I shook hands with McDonald’s. I even gave him my card. Michael McDonald was the tour manager for the Dave Matthews Band before he co-founded ATO Records, whose roster includes David Gray, John Mayer & Ray Lamontagne. Ray who? Yeah, not for long my friends, not for long. You heard it here.
I met Ray Lamontagne last night, even put my arm around him to pose for the absolute worst picture I’ve ever had taken of me in my whole life. Even worse than when I was fat and in a bathing suit. Lamontagne is shy in a modest eremite way. A lone wolf who has definitely spent some time in the forest, Lamontagne is kind and genuine, not aloof and distant. I try to tell him, tell him everything. Instead, we shake hands and stare. “I am so moved by you.” Is all I remember actually saying aloud.
He shakes my hand back with both his hands, offering a humble and heartfelt, “Wow. Thank you. Thank you so much. That really means a lot to me.”

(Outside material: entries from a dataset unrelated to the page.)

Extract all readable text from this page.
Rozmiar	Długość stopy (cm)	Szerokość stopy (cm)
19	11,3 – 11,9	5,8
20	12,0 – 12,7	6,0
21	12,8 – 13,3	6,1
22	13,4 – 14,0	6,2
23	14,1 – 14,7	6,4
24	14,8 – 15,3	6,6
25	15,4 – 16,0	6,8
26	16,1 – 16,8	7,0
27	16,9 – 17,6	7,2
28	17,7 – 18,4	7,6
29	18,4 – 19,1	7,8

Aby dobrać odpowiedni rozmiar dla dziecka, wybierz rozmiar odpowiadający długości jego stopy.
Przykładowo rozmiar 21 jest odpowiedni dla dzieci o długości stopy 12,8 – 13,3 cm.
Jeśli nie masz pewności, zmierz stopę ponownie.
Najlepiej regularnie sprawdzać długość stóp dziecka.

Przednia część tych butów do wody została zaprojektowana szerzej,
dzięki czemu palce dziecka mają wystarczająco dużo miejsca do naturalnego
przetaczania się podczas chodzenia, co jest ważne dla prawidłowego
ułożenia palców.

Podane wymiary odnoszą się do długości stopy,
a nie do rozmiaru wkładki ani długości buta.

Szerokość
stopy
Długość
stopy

Then, thank god, Chris is with me and brilliantly offers up, “Yeah, man, you have to hurry up and get famous, so I can steal your music off Kaaza.” Of course the selfish evil girl in me wants him to always stay unknown so I can have him all to myself, in small venues for $10.00. Though, even I hope the world is changed and touched by his music as I was.
“Writing about music is like dancing about architecture.” (Elvis Costello, I believe) You just have to listen (look for 3 clips at bottom of his site). Like you, the audience at the Mercury Lounge stumbled upon a treasure. At the Mercury, no one really knows who she’s coming to see, not really. Three bands perform one-hour sets, one after the other, like lifesavers rolling onto a table. Rosavelt opens to an audience who has come to see them. This audience has no idea what they’re in for. Rosavelt was snappy with great stage presence, but this ain’t about them… as charming as they were.

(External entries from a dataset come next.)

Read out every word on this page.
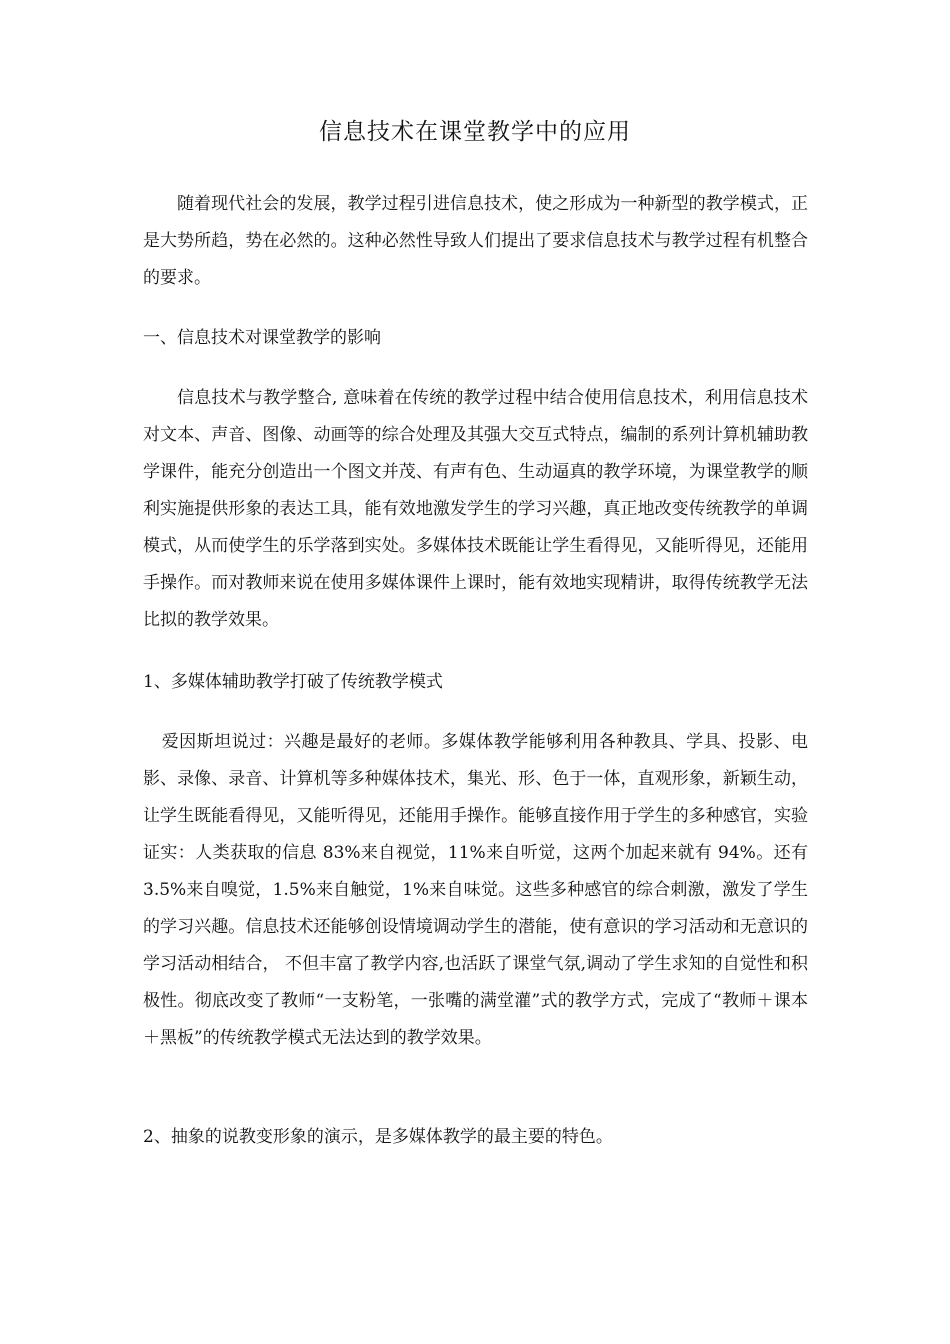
信息技术在课堂教学中的应用

随着现代社会的发展，教学过程引进信息技术，使之形成为一种新型的教学模式，正是大势所趋，势在必然的。这种必然性导致人们提出了要求信息技术与教学过程有机整合的要求。

一、信息技术对课堂教学的影响

信息技术与教学整合, 意味着在传统的教学过程中结合使用信息技术，利用信息技术对文本、声音、图像、动画等的综合处理及其强大交互式特点，编制的系列计算机辅助教学课件，能充分创造出一个图文并茂、有声有色、生动逼真的教学环境，为课堂教学的顺利实施提供形象的表达工具，能有效地激发学生的学习兴趣，真正地改变传统教学的单调模式，从而使学生的乐学落到实处。多媒体技术既能让学生看得见，又能听得见，还能用手操作。而对教师来说在使用多媒体课件上课时，能有效地实现精讲，取得传统教学无法比拟的教学效果。

1、多媒体辅助教学打破了传统教学模式

爱因斯坦说过：兴趣是最好的老师。多媒体教学能够利用各种教具、学具、投影、电影、录像、录音、计算机等多种媒体技术，集光、形、色于一体，直观形象，新颖生动，让学生既能看得见，又能听得见，还能用手操作。能够直接作用于学生的多种感官，实验证实：人类获取的信息 83%来自视觉，11%来自听觉，这两个加起来就有 94%。还有 3.5%来自嗅觉，1.5%来自触觉，1%来自味觉。这些多种感官的综合刺激，激发了学生的学习兴趣。信息技术还能够创设情境调动学生的潜能，使有意识的学习活动和无意识的学习活动相结合， 不但丰富了教学内容,也活跃了课堂气氛,调动了学生求知的自觉性和积极性。彻底改变了教师“一支粉笔，一张嘴的满堂灌”式的教学方式，完成了“教师＋课本＋黑板”的传统教学模式无法达到的教学效果。

2、抽象的说教变形象的演示，是多媒体教学的最主要的特色。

It’s about music slinging arrows of soul into your heart… His honey voice is still dripping in me. I know, you think I’m crazy, good crazy, but crazy. I believe we’re all wired differently, and some people experience things more deeply than others. Love, not appreciation, of music might just be part of your wiring, like can you move your ears or curl your tongue. Some of us are just more porous; I was just built that way. If you want a glimpse of what it’s like to feel so extraordinarily, listen to Lamontagne. He’s the opposite of a fickle mistress. His music has a purpose and has made some decisions. It is now a fixture in my rich inner world, like water or air.
It’s just him and his acoustic guitar up there. You think a drummer might show up, or someone with a bass. Only a beat as he takes the measure of his reaction to the clumps of crowd, then you hear it…that voice. Your soul becomes his amp… you’re so plugged in. You feel more alive than ever before, someone immersed you in a bucket of cold water. You’re so fcuking alive.

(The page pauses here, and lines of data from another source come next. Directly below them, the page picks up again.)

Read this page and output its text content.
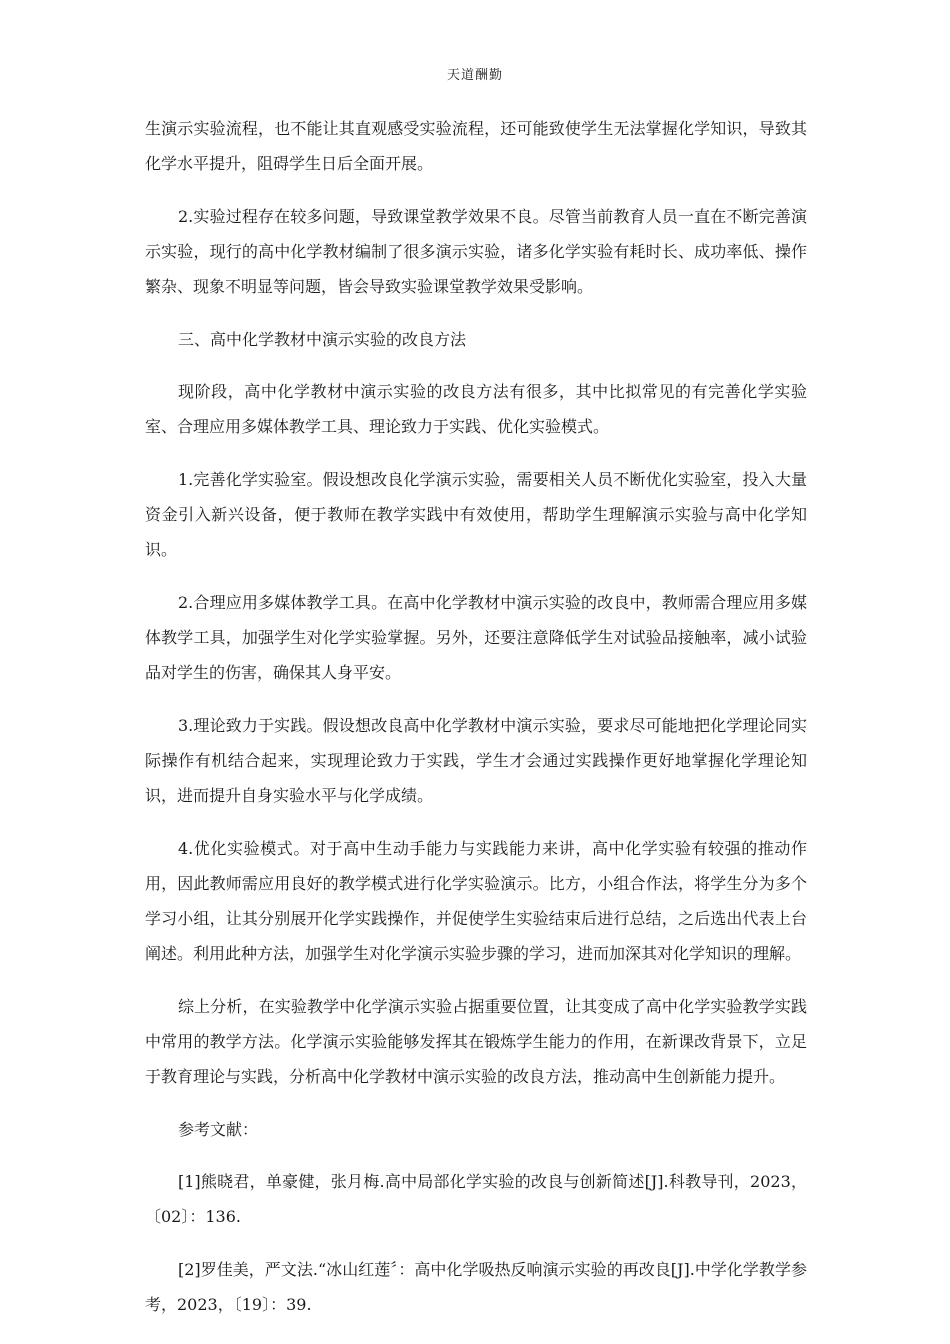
天道酬勤

生演示实验流程，也不能让其直观感受实验流程，还可能致使学生无法掌握化学知识，导致其化学水平提升，阻碍学生日后全面开展。

2.实验过程存在较多问题，导致课堂教学效果不良。尽管当前教育人员一直在不断完善演示实验，现行的高中化学教材编制了很多演示实验，诸多化学实验有耗时长、成功率低、操作繁杂、现象不明显等问题，皆会导致实验课堂教学效果受影响。

三、高中化学教材中演示实验的改良方法

现阶段，高中化学教材中演示实验的改良方法有很多，其中比拟常见的有完善化学实验室、合理应用多媒体教学工具、理论致力于实践、优化实验模式。

1.完善化学实验室。假设想改良化学演示实验，需要相关人员不断优化实验室，投入大量资金引入新兴设备，便于教师在教学实践中有效使用，帮助学生理解演示实验与高中化学知识。

2.合理应用多媒体教学工具。在高中化学教材中演示实验的改良中，教师需合理应用多媒体教学工具，加强学生对化学实验掌握。另外，还要注意降低学生对试验品接触率，减小试验品对学生的伤害，确保其人身平安。

3.理论致力于实践。假设想改良高中化学教材中演示实验，要求尽可能地把化学理论同实际操作有机结合起来，实现理论致力于实践，学生才会通过实践操作更好地掌握化学理论知识，进而提升自身实验水平与化学成绩。

4.优化实验模式。对于高中生动手能力与实践能力来讲，高中化学实验有较强的推动作用，因此教师需应用良好的教学模式进行化学实验演示。比方，小组合作法，将学生分为多个学习小组，让其分别展开化学实践操作，并促使学生实验结束后进行总结，之后选出代表上台阐述。利用此种方法，加强学生对化学演示实验步骤的学习，进而加深其对化学知识的理解。

综上分析，在实验教学中化学演示实验占据重要位置，让其变成了高中化学实验教学实践中常用的教学方法。化学演示实验能够发挥其在锻炼学生能力的作用，在新课改背景下，立足于教育理论与实践，分析高中化学教材中演示实验的改良方法，推动高中生创新能力提升。

参考文献：

[1]熊晓君，单豪健，张月梅.高中局部化学实验的改良与创新简述[J].科教导刊，2023，〔02〕：136.

[2]罗佳美，严文法.“冰山红莲〞：高中化学吸热反响演示实验的再改良[J].中学化学教学参考，2023，〔19〕：39.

Lamontagne is the ruth of soul and balm of tenderness. He’s a storyteller, and his story is melancholy and compassion peppered with introspection, pulled through the chambers of his harmonica and strummed in each chord of his strings. Then, the fidgeting stops, someone hit a pause button on the roused specters, we’re frozen, our inner monologues are knocked down. Did that just happen? You’re bullied into submission; your wits are on the wall. You can’t believe you’re here, witnessing this act, in this space, sharing his air. You think you feel blessed, but you’re not quite sure if you feel anything. There’s no room for you to feel with him in the room using it all up. So you’re surprised when you feel a tear coat your face. I was right. Writing about music is like dancing about architecture. It was one of the most amazing and evocative nights of my life.